This is a paper presented by Barry Jones at a symposium conducted by the Whitlam Institute.

The symposium was titled: Gough Whitlam and the Social Democratic Imagination: the challenge for contemporary public policy.

Barry Jones was a Victorian state member of parliament (MLA Melbourne 1972-77) and then the federal member for Lalor (1977-98). He was Minister for Science and Technology in the Hawke government between 1983 and 1990.

Jones’ paper is notable for its pessimism about the capacity of the ALP to tackle contemporary public policy issues. He says that Gough Whitlam, Don Dunstan, Lionel Murphy and Jim Cairns were “the figures that changed the face of the ALP” in the 1960s and 1970s. He instances powerful figures of the Bob Hawke era, such as Bill Hayden, Mick Young and Kim Beazley, as well as Clyde Cameron. In this decade, however, Jones doubts that we could “identify nine current Labor politicians with equivalent intellectual power and persistence.

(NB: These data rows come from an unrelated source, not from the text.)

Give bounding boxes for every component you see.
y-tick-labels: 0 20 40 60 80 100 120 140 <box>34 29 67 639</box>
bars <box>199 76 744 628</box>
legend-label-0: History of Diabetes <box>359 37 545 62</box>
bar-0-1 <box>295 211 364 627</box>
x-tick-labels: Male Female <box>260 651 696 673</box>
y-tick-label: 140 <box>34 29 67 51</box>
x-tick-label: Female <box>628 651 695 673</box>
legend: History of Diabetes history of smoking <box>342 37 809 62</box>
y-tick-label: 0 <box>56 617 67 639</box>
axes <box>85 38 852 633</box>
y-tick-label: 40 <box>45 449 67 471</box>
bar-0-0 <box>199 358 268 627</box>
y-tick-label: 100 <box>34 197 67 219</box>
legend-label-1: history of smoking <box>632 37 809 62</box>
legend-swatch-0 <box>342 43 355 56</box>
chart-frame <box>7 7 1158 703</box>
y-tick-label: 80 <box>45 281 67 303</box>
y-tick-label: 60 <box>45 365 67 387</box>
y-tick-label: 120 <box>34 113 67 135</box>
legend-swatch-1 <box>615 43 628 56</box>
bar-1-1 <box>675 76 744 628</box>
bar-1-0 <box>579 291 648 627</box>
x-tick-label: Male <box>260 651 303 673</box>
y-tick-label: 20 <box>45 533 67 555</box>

Jones sees current politics as one of “choice versus no-choice”, where Australia “is ruled by a Grand Alliance which refuses to engage in serious examination” of major issues such as climate change and education reform.

Whitlam’s death in 2014, says Jones, “reminded us that there was a time, and there was a Leader who could transform Australian society – shatter old beliefs, look towards transcendent possibility and tell a story to be proud of.”